2. Binary search divides the sequence into two approximately equal parts in each recursive step. Consider ternary search, which divides the sequence into three parts. What would its asymptotic complexity be? What can you say about the number of comparisons in binary and ternary search?  
   $B(n) = B(\dfrac{n}{2}) + 1, T(n) = T(\dfrac{n}{3}) + 2, B(n) < \lg n +1 < T(n)$  
3. What is the point of multiway search trees, as opposed to binary search trees?    
   reduce the number of disk access. 
4. How could you extract all keys from a binary search tree in sorted order, in linear time?  
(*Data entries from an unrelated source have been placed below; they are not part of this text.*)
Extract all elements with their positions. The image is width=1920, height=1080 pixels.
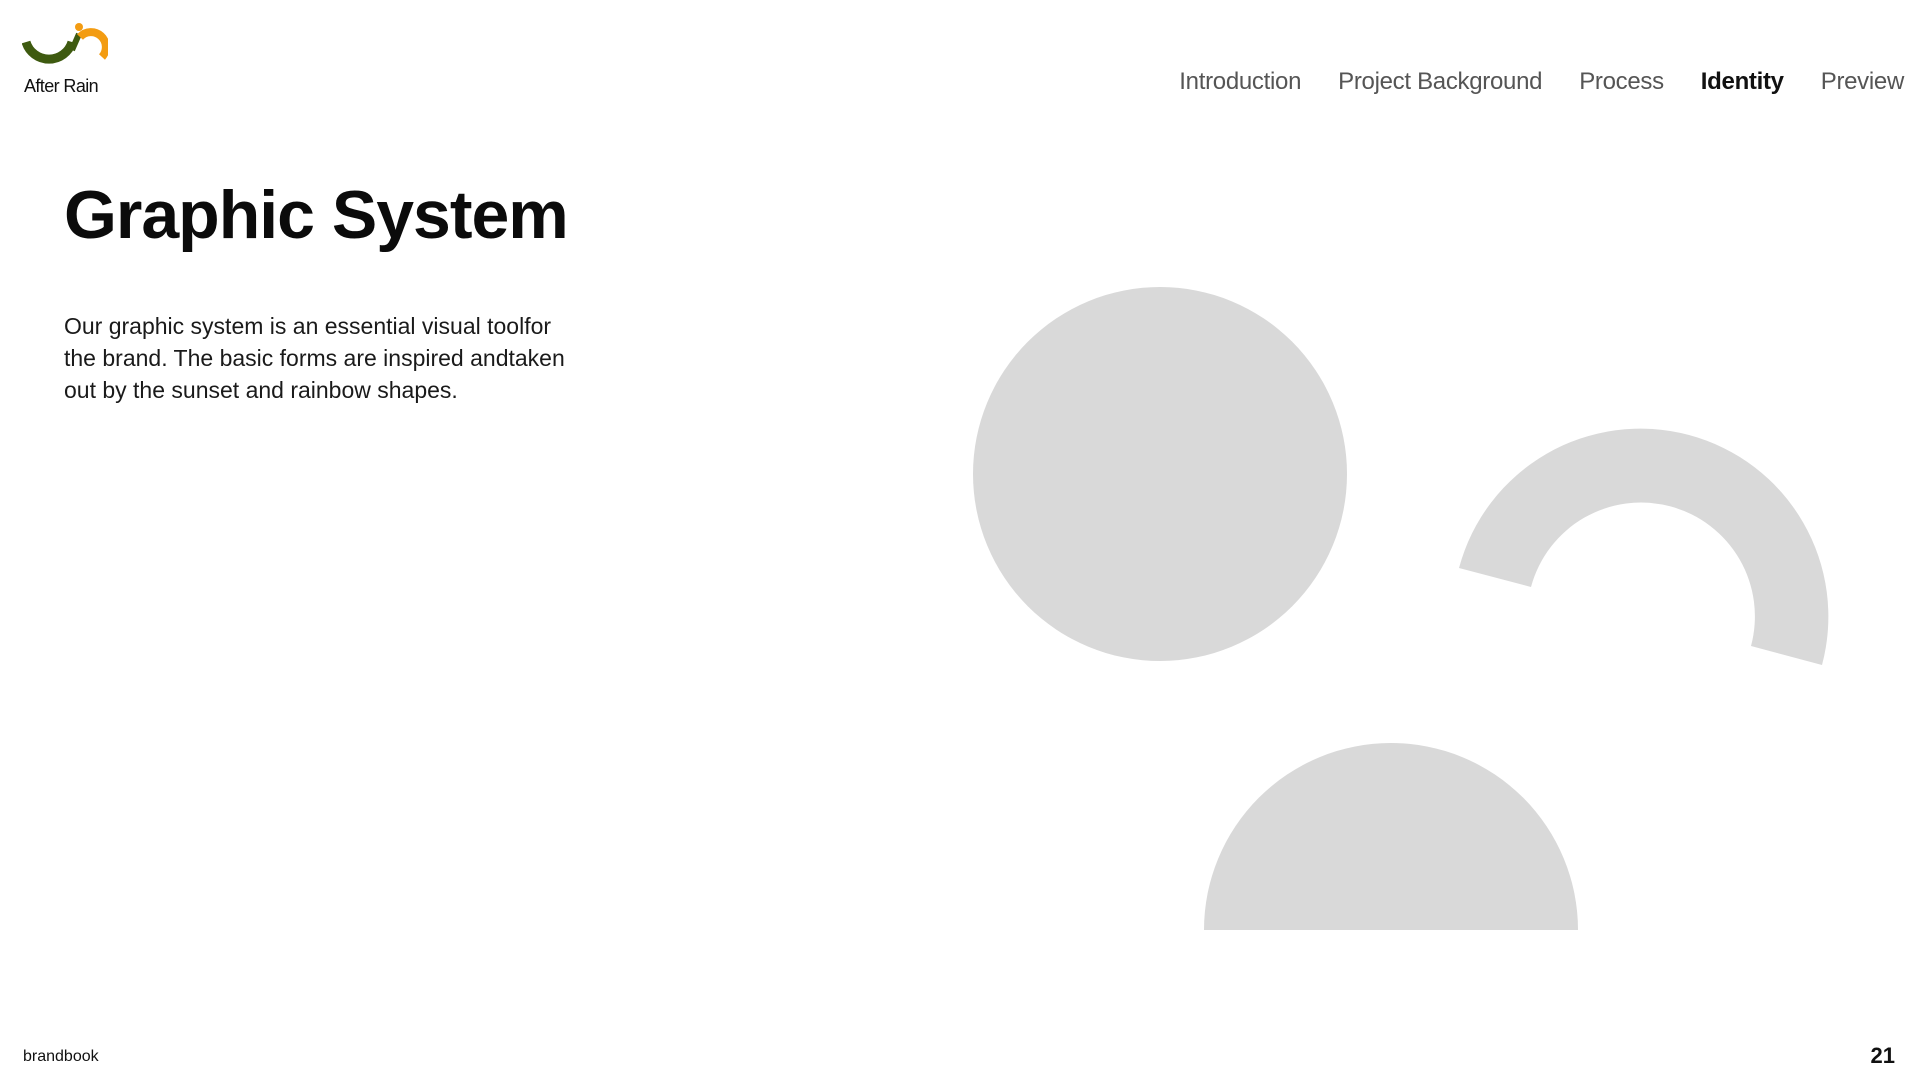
circle-shape — [973, 287, 1347, 661]
brandbook-page: After Rain Introduction Project Backgrou… — [0, 0, 1920, 1080]
rainbow-arc-shape — [1459, 428, 1829, 665]
page-number: 21 — [1870, 1043, 1895, 1068]
semicircle-shape — [1204, 743, 1578, 930]
footer-label: brandbook — [23, 1048, 99, 1065]
graphic-shapes — [973, 287, 1829, 930]
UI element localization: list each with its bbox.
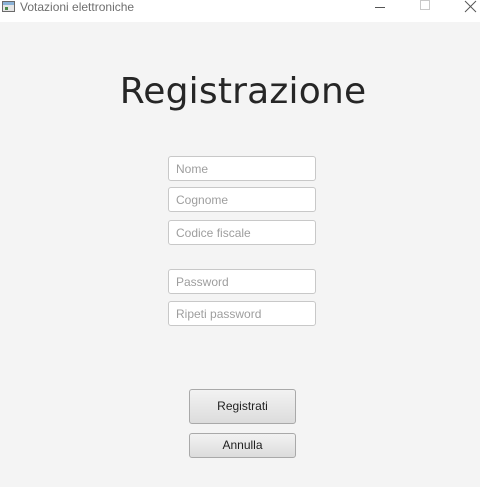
maximize-button[interactable] bbox=[402, 0, 448, 14]
cancel-button[interactable]: Annulla bbox=[189, 433, 296, 458]
title-bar[interactable]: Votazioni elettroniche bbox=[0, 0, 480, 22]
repeat-password-field[interactable] bbox=[168, 301, 316, 326]
window-title: Votazioni elettroniche bbox=[20, 0, 135, 14]
register-button[interactable]: Registrati bbox=[189, 389, 296, 424]
password-field[interactable] bbox=[168, 269, 316, 294]
minimize-icon bbox=[375, 7, 385, 8]
cognome-field[interactable] bbox=[168, 187, 316, 212]
app-icon bbox=[2, 1, 15, 12]
codice-fiscale-field[interactable] bbox=[168, 220, 316, 245]
app-window: Votazioni elettroniche Registrazione Reg… bbox=[0, 0, 480, 487]
maximize-icon bbox=[420, 0, 430, 10]
close-button[interactable] bbox=[446, 0, 480, 14]
minimize-button[interactable] bbox=[358, 0, 404, 14]
close-icon bbox=[464, 0, 477, 13]
nome-field[interactable] bbox=[168, 156, 316, 181]
page-title: Registrazione bbox=[119, 71, 367, 112]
   traverse the tree recursively, printing the left subtree first  
5. How would you delete a node from a binary search tree?  
   Choose the biggest descandent in the left subtree or the smallest in the right one, and replace the original node with this one 
6. Let’s say you insert $n$ random values into an initially empty binary search tree. What would, on average, be the depth of the leftmost (that is, smallest) node?  
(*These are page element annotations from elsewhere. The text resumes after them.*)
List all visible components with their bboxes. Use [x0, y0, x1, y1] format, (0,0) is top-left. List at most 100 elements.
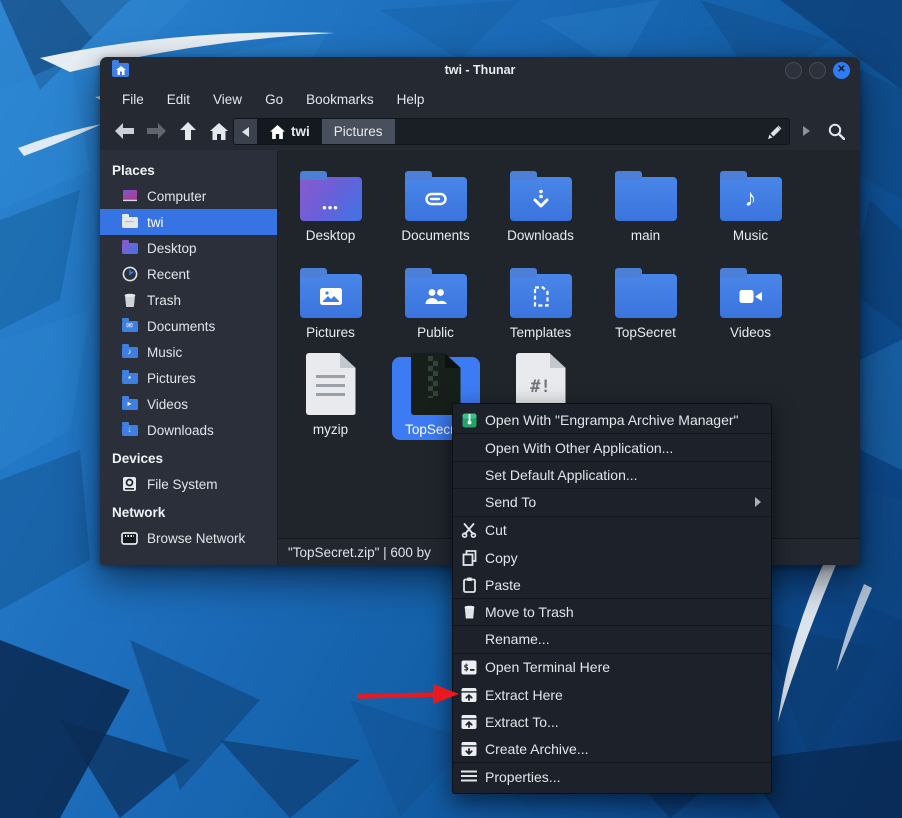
menu-item-paste[interactable]: Paste — [453, 571, 771, 598]
file-public[interactable]: Public — [383, 260, 488, 357]
engrampa-icon — [461, 412, 477, 428]
menu-help[interactable]: Help — [388, 89, 434, 110]
sidebar-item-twi[interactable]: — twi — [100, 209, 277, 235]
close-button[interactable] — [833, 62, 850, 79]
path-crumb-pictures[interactable]: Pictures — [322, 119, 395, 144]
video-camera-icon — [739, 289, 763, 304]
sidebar-item-pictures[interactable]: ▪ Pictures — [100, 365, 277, 391]
trash-icon — [121, 292, 138, 309]
file-myzip[interactable]: myzip — [278, 357, 383, 454]
extract-icon — [461, 687, 477, 703]
sidebar-item-browse-network[interactable]: Browse Network — [100, 525, 277, 551]
menu-item-rename[interactable]: Rename... — [453, 626, 771, 653]
home-icon — [270, 125, 285, 139]
menu-item-open-with-engrampa[interactable]: Open With "Engrampa Archive Manager" — [453, 407, 771, 434]
menu-item-extract-to[interactable]: Extract To... — [453, 708, 771, 735]
toolbar: twi Pictures — [100, 113, 860, 150]
sidebar-item-downloads[interactable]: ↓ Downloads — [100, 417, 277, 443]
sidebar-item-recent[interactable]: Recent — [100, 261, 277, 287]
file-documents[interactable]: Documents — [383, 163, 488, 260]
text-file-icon — [306, 353, 356, 415]
menu-item-open-terminal-here[interactable]: $ Open Terminal Here — [453, 654, 771, 681]
sidebar-item-trash[interactable]: Trash — [100, 287, 277, 313]
menu-go[interactable]: Go — [256, 89, 292, 110]
menu-item-properties[interactable]: Properties... — [453, 763, 771, 790]
sidebar-item-computer[interactable]: Computer — [100, 183, 277, 209]
downloads-folder-icon: ↓ — [121, 422, 138, 439]
menu-bookmarks[interactable]: Bookmarks — [297, 89, 383, 110]
sidebar-item-file-system[interactable]: File System — [100, 471, 277, 497]
sidebar-item-documents[interactable]: ✉ Documents — [100, 313, 277, 339]
menu-item-move-to-trash[interactable]: Move to Trash — [453, 599, 771, 626]
menu-item-send-to[interactable]: Send To — [453, 489, 771, 516]
search-button[interactable] — [822, 118, 850, 144]
status-text: "TopSecret.zip" | 600 by — [288, 545, 431, 560]
sidebar-header-places: Places — [100, 158, 277, 183]
clipboard-icon — [461, 577, 477, 593]
file-main[interactable]: main — [593, 163, 698, 260]
home-button[interactable] — [207, 119, 231, 143]
documents-folder-icon — [405, 177, 467, 221]
videos-folder-icon — [720, 274, 782, 318]
scissors-icon — [461, 522, 477, 538]
file-desktop[interactable]: ••• Desktop — [278, 163, 383, 260]
menu-view[interactable]: View — [204, 89, 251, 110]
sidebar-item-music[interactable]: ♪ Music — [100, 339, 277, 365]
plain-folder-icon — [615, 177, 677, 221]
trash-icon — [461, 604, 477, 620]
window-title: twi - Thunar — [100, 63, 860, 77]
sidebar-item-videos[interactable]: ▸ Videos — [100, 391, 277, 417]
documents-folder-icon: ✉ — [121, 318, 138, 335]
plain-folder-icon — [615, 274, 677, 318]
path-bar: twi Pictures — [233, 118, 790, 145]
people-icon — [424, 288, 448, 305]
computer-icon — [121, 188, 138, 205]
path-scroll-left-button[interactable] — [234, 119, 258, 144]
image-icon — [320, 288, 342, 305]
menu-item-copy[interactable]: Copy — [453, 544, 771, 571]
maximize-button[interactable] — [809, 62, 826, 79]
music-note-icon: ♪ — [745, 185, 757, 213]
public-folder-icon — [405, 274, 467, 318]
templates-folder-icon — [510, 274, 572, 318]
menu-item-open-with-other[interactable]: Open With Other Application... — [453, 434, 771, 461]
file-templates[interactable]: Templates — [488, 260, 593, 357]
submenu-arrow-icon — [755, 497, 761, 507]
pictures-folder-icon: ▪ — [121, 370, 138, 387]
file-downloads[interactable]: Downloads — [488, 163, 593, 260]
extract-icon — [461, 714, 477, 730]
edit-path-icon[interactable] — [761, 119, 789, 144]
menu-edit[interactable]: Edit — [158, 89, 199, 110]
sidebar: Places Computer — twi Desktop Recent — [100, 150, 278, 565]
back-button[interactable] — [112, 119, 136, 143]
sidebar-item-desktop[interactable]: Desktop — [100, 235, 277, 261]
drive-icon — [121, 476, 138, 493]
titlebar[interactable]: twi - Thunar — [100, 57, 860, 85]
music-folder-icon: ♪ — [720, 177, 782, 221]
properties-icon — [461, 769, 477, 785]
file-pictures[interactable]: Pictures — [278, 260, 383, 357]
up-button[interactable] — [176, 119, 200, 143]
file-topsecret-folder[interactable]: TopSecret — [593, 260, 698, 357]
path-crumb-home[interactable]: twi — [258, 119, 322, 144]
path-entry[interactable] — [395, 119, 761, 144]
sidebar-header-devices: Devices — [100, 446, 277, 471]
terminal-icon: $ — [461, 659, 477, 675]
file-music[interactable]: ♪ Music — [698, 163, 803, 260]
menu-item-create-archive[interactable]: Create Archive... — [453, 736, 771, 763]
svg-text:$: $ — [464, 663, 469, 673]
menu-item-cut[interactable]: Cut — [453, 517, 771, 544]
template-doc-icon — [532, 286, 550, 307]
home-folder-icon: — — [121, 214, 138, 231]
minimize-button[interactable] — [785, 62, 802, 79]
menu-item-extract-here[interactable]: Extract Here — [453, 681, 771, 708]
path-scroll-right-button[interactable] — [797, 120, 815, 142]
forward-button[interactable] — [144, 119, 168, 143]
music-folder-icon: ♪ — [121, 344, 138, 361]
menu-item-set-default-application[interactable]: Set Default Application... — [453, 462, 771, 489]
context-menu: Open With "Engrampa Archive Manager" Ope… — [452, 403, 772, 794]
paperclip-icon — [425, 192, 447, 206]
file-videos[interactable]: Videos — [698, 260, 803, 357]
menu-file[interactable]: File — [113, 89, 153, 110]
download-arrow-icon — [532, 189, 550, 209]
   $S = \sum(\dfrac{1}{n}), \Theta(\lg n)$
7. In a min-heap, when moving a large node downward, you always switch places with the smallest child. Why is that important?   
   avoiding breaking node property
8. How (or why) does the heap encoding work?  
   The children of a node $i$ is $2i +1$ and $2i + 2$
9. Why is the operation of building a heap linear?   
    Make a heap of the left subtree and then the right one, and then repair the root. $T(n) = 2(T\dfrac{n}{2}) + \Theta(\lg n), linear$
10. Why wouldn’t you just use a balanced binary search tree instead of a heap?  
   heap is perfectly balanced and linear to build